Jolie çenesini kaldırdı, kendinden emin görünmeye çalışıyordu fakat boğazındaki damarların ritmi hızlanmıştı.
“Ben… hadimi aşmadım,” dedi, sesi ince bir tonda çatladı. Herşyerağmen aynı hadsiz uslubla konuşmaya devam eti “Sadece… hak ettiğini söyledim.”
Sözlerinin ardında yatan o tiksinti… o kibir… kanımı yeniden ısıttı.

Bir adım attım. Taş zeminde yankılandı.
Elina’nın nefesi kesildi. Jolie geriye çekilmek istedi ama arkasında duvar vardı. Kaçacak hiçbir yer yoktu.

İçimdeki kedicik sevindi.
**Yaklaştın… biraz daha… bir tırnak ucu kadar bile yaklaşsan sızlayacak sesi…**

Jolie dudaklarını araladı. “S–sakın… yaklaşma.”
Gözlerimde bir şey gördü. Ne olduğunu bilmiyordu ama onu titreten şey buydu. Bana değil, içimde kıpırdayan şeye bakıyordu. Tam o anda— Bir uğultu. Sanki kulaklarımın arkasında kuşlar kanat çırpımış gibi.
Kedicik bir anlığına hırladı, sesi bozuldu, yankısı kırık bir aynadan süzülen görüntü gibi çatlayıp dağıldı.

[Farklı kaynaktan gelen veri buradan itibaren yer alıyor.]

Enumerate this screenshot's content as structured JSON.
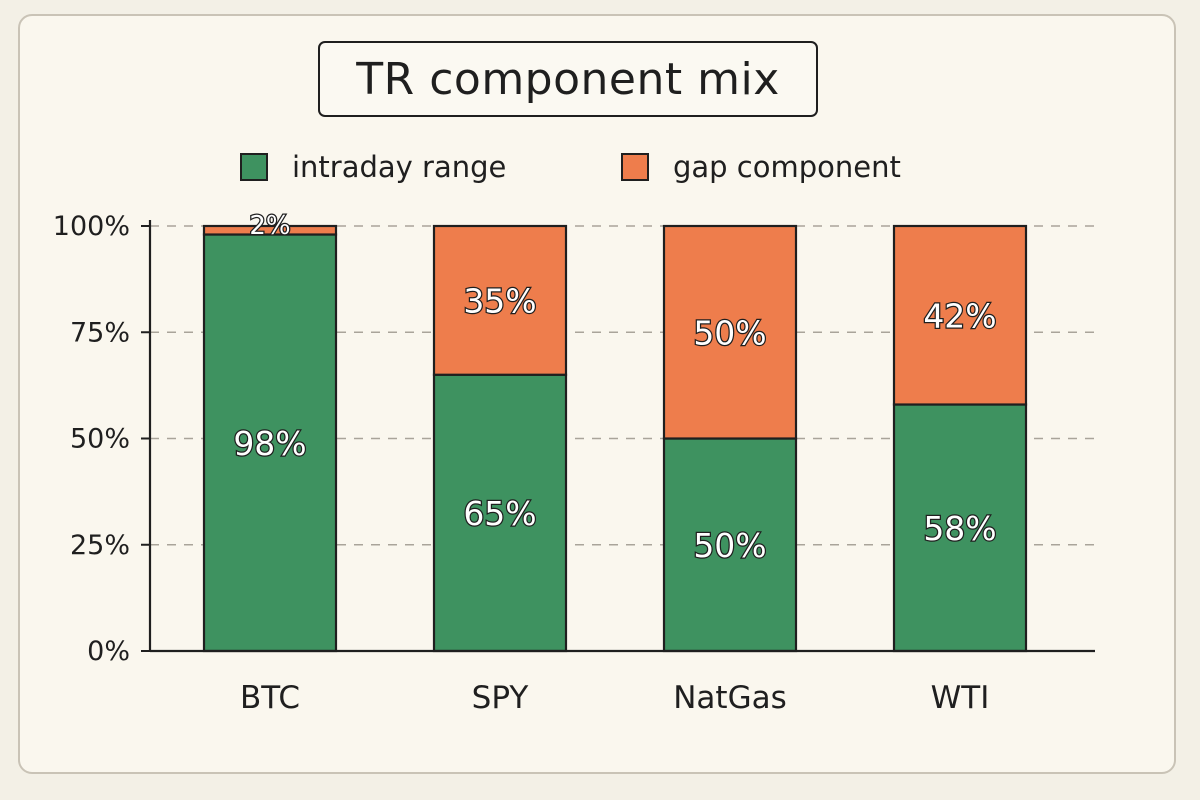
{
  "chart_data": {
    "type": "bar",
    "stacked": true,
    "title": "TR component mix",
    "categories": [
      "BTC",
      "SPY",
      "NatGas",
      "WTI"
    ],
    "series": [
      {
        "name": "intraday range",
        "values": [
          98,
          65,
          50,
          58
        ],
        "color": "#3e9260"
      },
      {
        "name": "gap component",
        "values": [
          2,
          35,
          50,
          42
        ],
        "color": "#ee7d4c"
      }
    ],
    "y_ticks": [
      "0%",
      "25%",
      "50%",
      "75%",
      "100%"
    ],
    "ylim": [
      0,
      100
    ],
    "grid": true,
    "legend": "top"
  }
}
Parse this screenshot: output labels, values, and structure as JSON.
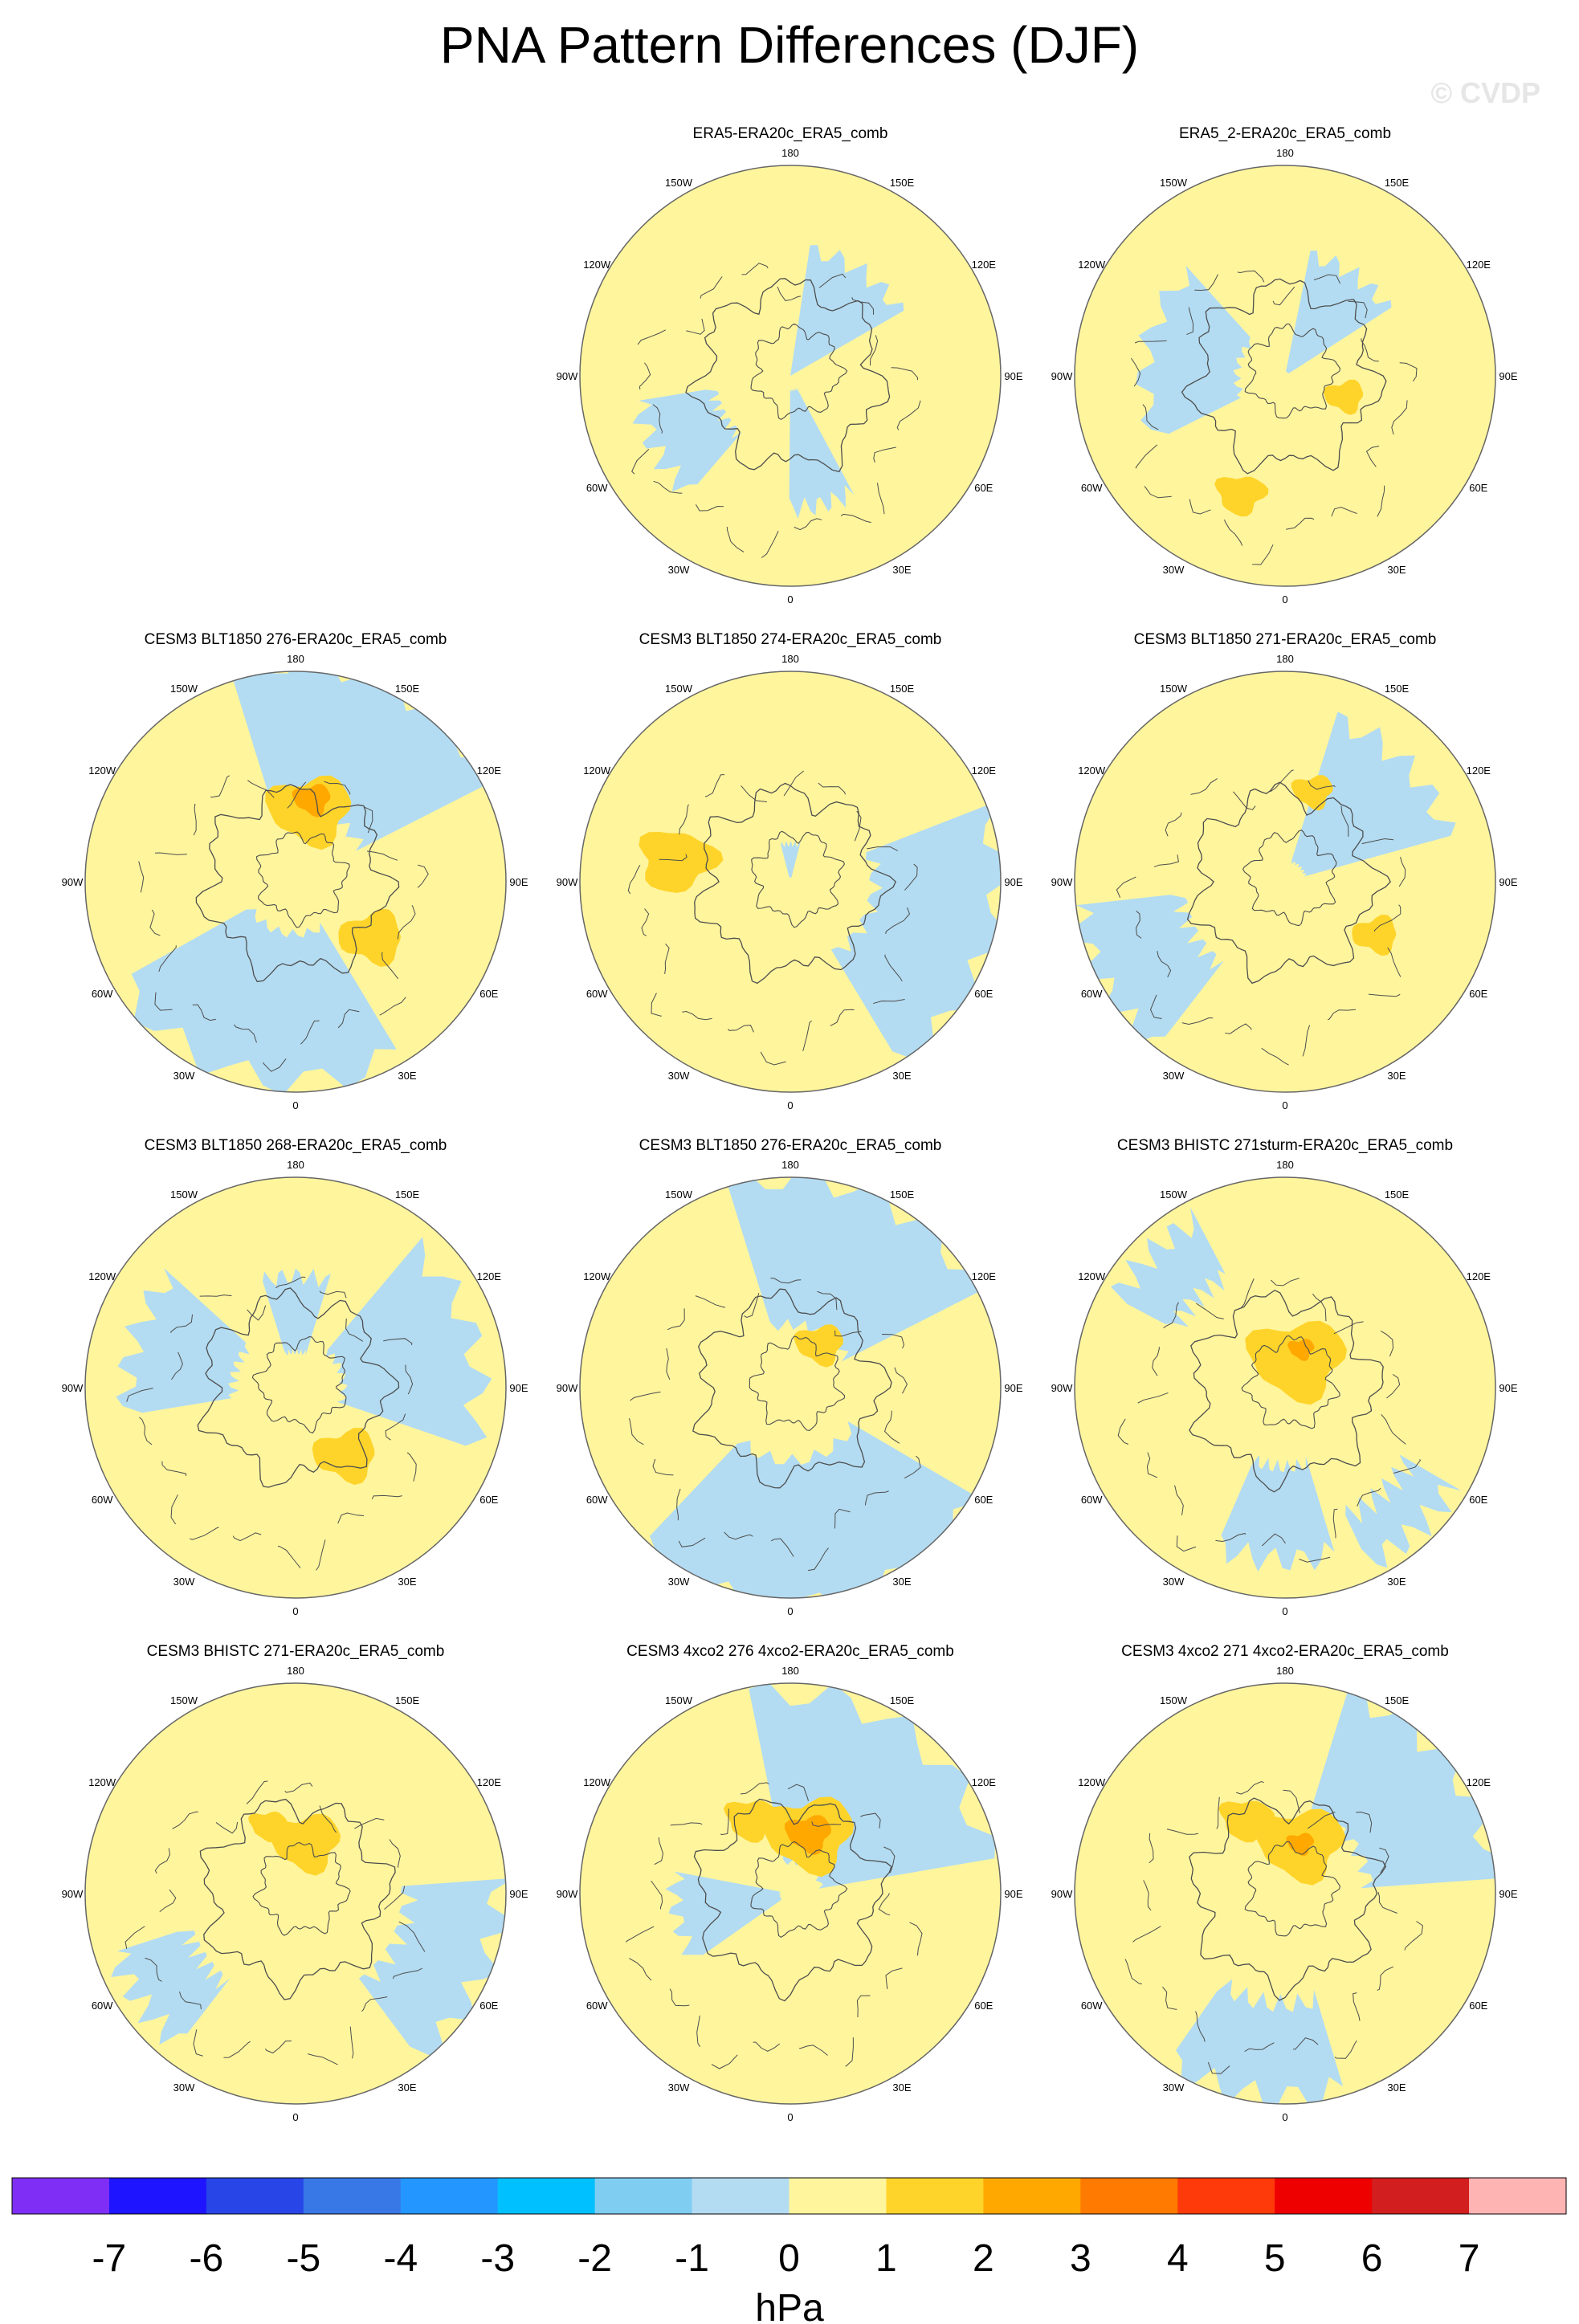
{
  "chart_data": {
    "type": "heatmap",
    "projection": "polar-stereographic (northern hemisphere)",
    "title": "PNA Pattern Differences (DJF)",
    "credit": "© CVDP",
    "colors": {
      "neg1": "#b3dcf2",
      "pos1": "#fff59d",
      "pos2": "#ffd42a",
      "pos3": "#ffa800",
      "coast": "#4d4d4d",
      "rim": "#666666"
    },
    "longitude_labels": [
      "180",
      "150E",
      "120E",
      "90E",
      "60E",
      "30E",
      "0",
      "30W",
      "60W",
      "90W",
      "120W",
      "150W"
    ],
    "panels": [
      {
        "label": "ERA5-ERA20c_ERA5_comb",
        "neg": [
          [
            0.6,
            0.3,
            0.9,
            0.3
          ],
          [
            2.9,
            0.35,
            0.5,
            0.28
          ],
          [
            4.2,
            0.55,
            0.7,
            0.18
          ]
        ],
        "pos": []
      },
      {
        "label": "ERA5_2-ERA20c_ERA5_comb",
        "neg": [
          [
            4.9,
            0.45,
            1.3,
            0.22
          ],
          [
            0.6,
            0.3,
            0.8,
            0.28
          ]
        ],
        "pos": [
          [
            1.9,
            0.3,
            0.4,
            0.08,
            2
          ],
          [
            3.5,
            0.6,
            0.3,
            0.07,
            2
          ]
        ]
      },
      {
        "label": "CESM3 BLT1850 276-ERA20c_ERA5_comb",
        "neg": [
          [
            0.4,
            0.7,
            1.4,
            0.35
          ],
          [
            3.4,
            0.6,
            1.6,
            0.35
          ]
        ],
        "pos": [
          [
            0.2,
            0.35,
            0.7,
            0.18,
            2
          ],
          [
            0.2,
            0.4,
            0.3,
            0.07,
            3
          ],
          [
            2.2,
            0.45,
            0.5,
            0.1,
            2
          ]
        ]
      },
      {
        "label": "CESM3 BLT1850 274-ERA20c_ERA5_comb",
        "neg": [
          [
            1.9,
            0.7,
            1.4,
            0.3
          ],
          [
            0.0,
            0.1,
            0.5,
            0.08
          ]
        ],
        "pos": [
          [
            4.9,
            0.55,
            0.6,
            0.06,
            2
          ]
        ]
      },
      {
        "label": "CESM3 BLT1850 271-ERA20c_ERA5_comb",
        "neg": [
          [
            0.8,
            0.45,
            1.0,
            0.35
          ],
          [
            4.2,
            0.75,
            0.8,
            0.25
          ]
        ],
        "pos": [
          [
            2.1,
            0.5,
            0.3,
            0.08,
            2
          ],
          [
            0.3,
            0.45,
            0.3,
            0.07,
            2
          ]
        ]
      },
      {
        "label": "CESM3 BLT1850 268-ERA20c_ERA5_comb",
        "neg": [
          [
            1.3,
            0.55,
            1.2,
            0.32
          ],
          [
            5.0,
            0.55,
            0.9,
            0.25
          ],
          [
            0.0,
            0.35,
            0.6,
            0.18
          ]
        ],
        "pos": [
          [
            2.5,
            0.4,
            0.5,
            0.12,
            2
          ]
        ]
      },
      {
        "label": "CESM3 BLT1850 276-ERA20c_ERA5_comb",
        "neg": [
          [
            0.4,
            0.65,
            1.4,
            0.35
          ],
          [
            3.0,
            0.7,
            1.8,
            0.35
          ]
        ],
        "pos": [
          [
            0.6,
            0.25,
            0.5,
            0.12,
            2
          ]
        ]
      },
      {
        "label": "CESM3 BHISTC 271sturm-ERA20c_ERA5_comb",
        "neg": [
          [
            3.2,
            0.6,
            0.7,
            0.22
          ],
          [
            5.5,
            0.75,
            0.6,
            0.15
          ],
          [
            2.4,
            0.8,
            0.6,
            0.12
          ]
        ],
        "pos": [
          [
            0.4,
            0.15,
            1.4,
            0.28,
            2
          ],
          [
            0.4,
            0.2,
            0.3,
            0.07,
            3
          ]
        ]
      },
      {
        "label": "CESM3 BHISTC 271-ERA20c_ERA5_comb",
        "neg": [
          [
            2.0,
            0.75,
            1.0,
            0.22
          ],
          [
            4.1,
            0.72,
            0.6,
            0.18
          ]
        ],
        "pos": [
          [
            0.2,
            0.25,
            0.7,
            0.18,
            2
          ],
          [
            5.9,
            0.35,
            0.3,
            0.08,
            2
          ]
        ]
      },
      {
        "label": "CESM3 4xco2 276 4xco2-ERA20c_ERA5_comb",
        "neg": [
          [
            0.6,
            0.55,
            1.6,
            0.4
          ],
          [
            4.5,
            0.3,
            0.8,
            0.25
          ]
        ],
        "pos": [
          [
            0.3,
            0.3,
            0.8,
            0.22,
            2
          ],
          [
            0.3,
            0.3,
            0.4,
            0.11,
            3
          ],
          [
            5.8,
            0.4,
            0.4,
            0.1,
            2
          ]
        ]
      },
      {
        "label": "CESM3 4xco2 271 4xco2-ERA20c_ERA5_comb",
        "neg": [
          [
            0.9,
            0.7,
            1.2,
            0.3
          ],
          [
            3.3,
            0.75,
            0.9,
            0.22
          ]
        ],
        "pos": [
          [
            0.3,
            0.25,
            0.9,
            0.22,
            2
          ],
          [
            0.3,
            0.25,
            0.3,
            0.06,
            3
          ],
          [
            5.8,
            0.4,
            0.4,
            0.1,
            2
          ]
        ]
      }
    ],
    "colorbar": {
      "unit": "hPa",
      "ticks": [
        "-7",
        "-6",
        "-5",
        "-4",
        "-3",
        "-2",
        "-1",
        "0",
        "1",
        "2",
        "3",
        "4",
        "5",
        "6",
        "7"
      ],
      "colors": [
        "#7f2ff5",
        "#1e14ff",
        "#2846e8",
        "#3877e6",
        "#2496ff",
        "#00c0ff",
        "#80cdf2",
        "#b3dcf2",
        "#fff59d",
        "#ffd42a",
        "#ffa800",
        "#ff7a00",
        "#ff3a0a",
        "#ee0000",
        "#d21e1e",
        "#ffb4b4"
      ]
    }
  }
}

Derin bir sessizlik: Taşların sessizliği bile nefes alıyordu. Derin bir soluk çektim. İçimdeki karanlık geri çekilmişti ama izi hâlâ derimde soğuk bir katman gibi duruyordu. Bu sessizliği ilk bozan, ellerimi sıkı sıkı tutan Elina oldu. “lütfen…”
Elimi tutan parmakları hâlâ titriyordu.

“Lütfen, Rahibe Jolie adına tekrar özür dilerim. Lütfen daha fazla yaklaşmayın ona…” Sözleri bir ağıtın titrekliğindeydi. Ve nedense, bu beni sakinleştirdi.
Elimi ondan usulca çektim. Yavaşça doğruldu, gözlerini kaldırmaya cesaret edemedi.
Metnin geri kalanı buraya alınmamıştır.